Come usare le penne USB nei cellulari Android

Ci è stato detto che Android può usare le penne USB come archivi separati (Stile MicroSD) e che può, così, liberare un po’ di spazio. Il punto è che rimaniamo spesso con il pensiero del: “Ma come possiamo farlo?”.

Ecco qualche consiglio che possiamo darvi in ambito

Prima di tutto, procuratevi il cavo USB adatto. Cavi del genere vengono chiamati OTG. Questi cavi hanno un entrata Micro USB ed un uscita USB normale, ma sono fatti propriamente per uno Smartphone. Per questo motivo ricordatevi sempre questa sigla: OTG.

Per seconda nota, fate sempre conto che non tutti i cellulari Android supportano in maniera nativa le connessioni alla penna USB. Vi sono alcune soluzioni ma impongono come sempre l’uso del Root.

Quale tipo di partizione è supportato da Android?

Generalmente la FAT32, la partizione solitamente usata da tutte le penne USB. Alcune versioni di Android supportano anche l’exFAT. Non provateci nemmeno con l’NTFS: quella con Android non funziona affatto.

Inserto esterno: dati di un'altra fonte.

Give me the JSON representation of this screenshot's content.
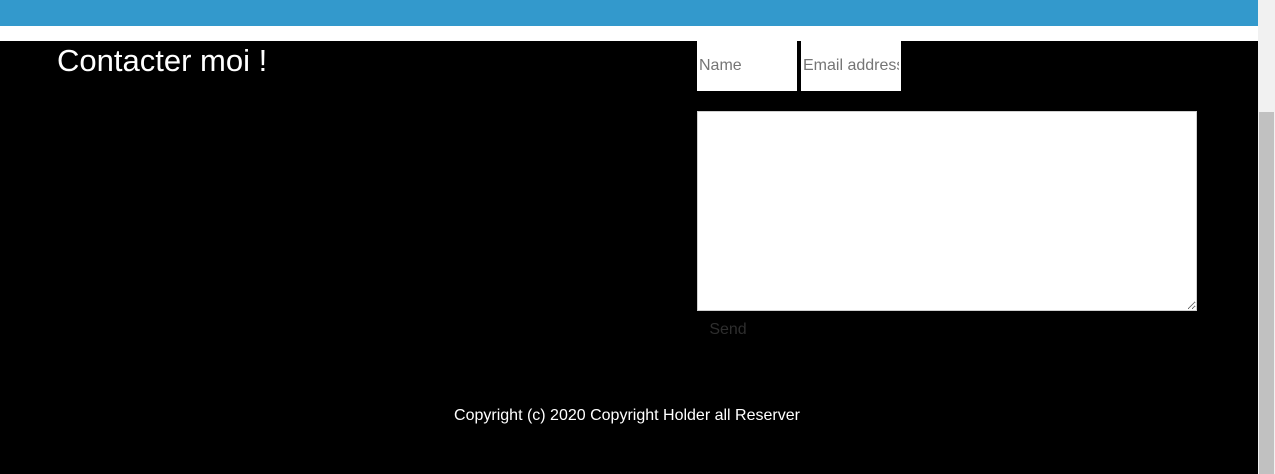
{
  "contact": {
    "heading": "Contacter moi !",
    "name_placeholder": "Name",
    "email_placeholder": "Email address",
    "message_value": "",
    "send_label": "Send"
  },
  "footer": {
    "copyright": "Copyright (c) 2020 Copyright Holder all Reserver"
  },
  "colors": {
    "top_bar": "#3399cc",
    "background": "#000000",
    "text": "#ffffff"
  }
}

Se il vostro Smartphone Android è compatibile e ha il sistema operativo adatto, all’immissione della penna USB verrà visualizzato un messaggio che vi notificherà della possibilità di maneggiare i dati al suo interno.

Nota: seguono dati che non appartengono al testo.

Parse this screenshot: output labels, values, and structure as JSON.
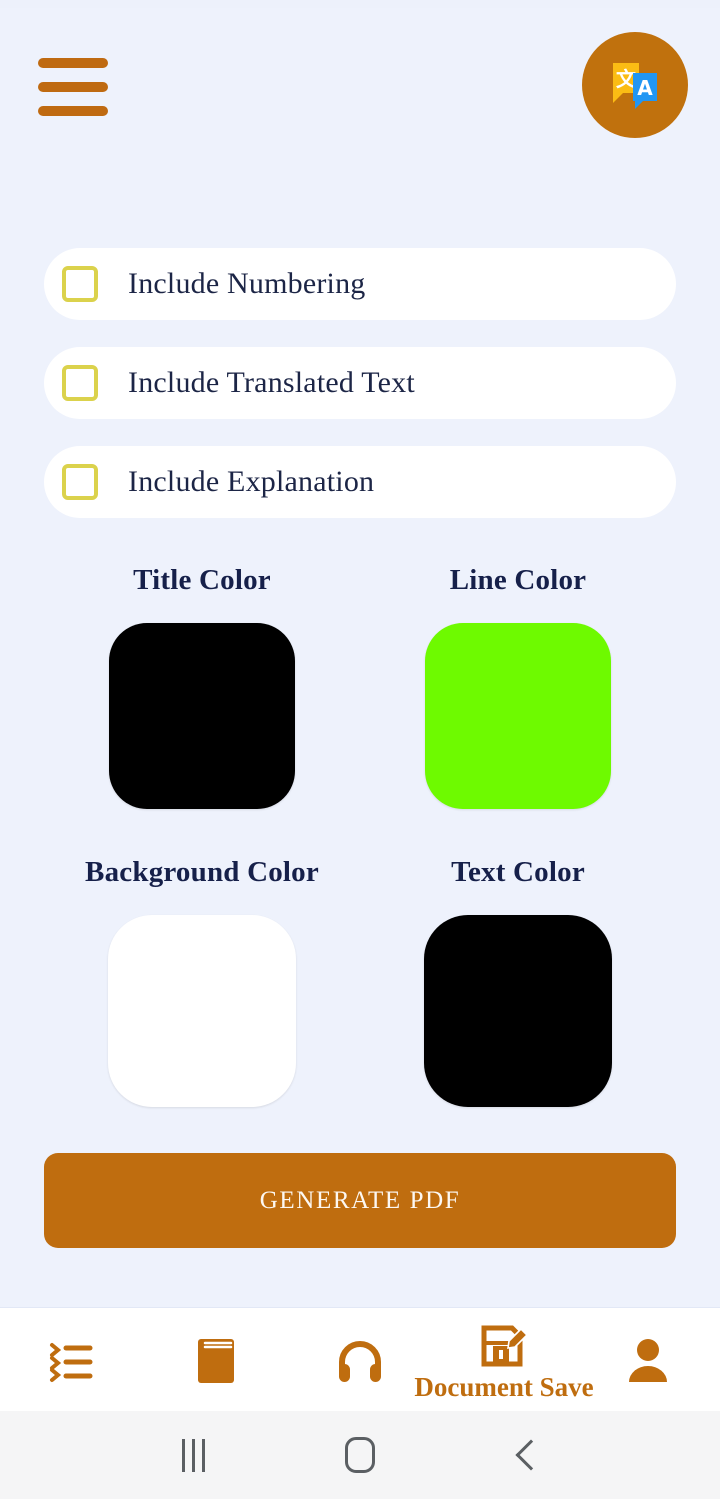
{
  "app": {
    "background_color": "#EEF2FC",
    "accent_color": "#BF6D0F",
    "checkbox_border_color": "#DBD24C",
    "text_color": "#1C2546"
  },
  "appbar": {
    "menu_icon": "hamburger-menu-icon",
    "app_badge_icon": "translate-icon"
  },
  "options": [
    {
      "label": "Include Numbering",
      "checked": false
    },
    {
      "label": "Include Translated Text",
      "checked": false
    },
    {
      "label": "Include Explanation",
      "checked": false
    }
  ],
  "color_pickers": [
    {
      "label": "Title Color",
      "value": "#000000"
    },
    {
      "label": "Line Color",
      "value": "#6EFA00"
    },
    {
      "label": "Background Color",
      "value": "#FFFFFF"
    },
    {
      "label": "Text Color",
      "value": "#000000"
    }
  ],
  "actions": {
    "generate_pdf_label": "GENERATE PDF"
  },
  "bottom_nav": {
    "items": [
      {
        "icon": "list-icon",
        "label": ""
      },
      {
        "icon": "book-icon",
        "label": ""
      },
      {
        "icon": "headphones-icon",
        "label": ""
      },
      {
        "icon": "document-save-icon",
        "label": "Document Save"
      },
      {
        "icon": "person-icon",
        "label": ""
      }
    ]
  },
  "system_nav": {
    "recents_label": "recents-icon",
    "home_label": "home-icon",
    "back_label": "back-icon"
  }
}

Potete usare l’explorer di Android o quello di vostra preferenza, da quel momento la penna USB è montata. Se il vostro cellulare può leggere penne USB ma il vostro sistema operativo non è compatibile, potete provare con StickMount. Fate caso però che per quest’ultimo è necessario il Root.

E se non c’è proprio compatibilità? Di nuovo, potete Rootare il vostro cellulare ed installare StickMount, questo infatti provvede anche a montare penne USB con cellulari che non sono compatibili con la funzione. Fate caso però che è obbligatoria l’installazione d’un explorer di terze parti, come ES Gestore File.

Solamente con questo o con altri tipi di programmi potete navigare e maneggiare i dati della penna USB, dato che l’Android ed il cellulare di suo non supportano questa funzione.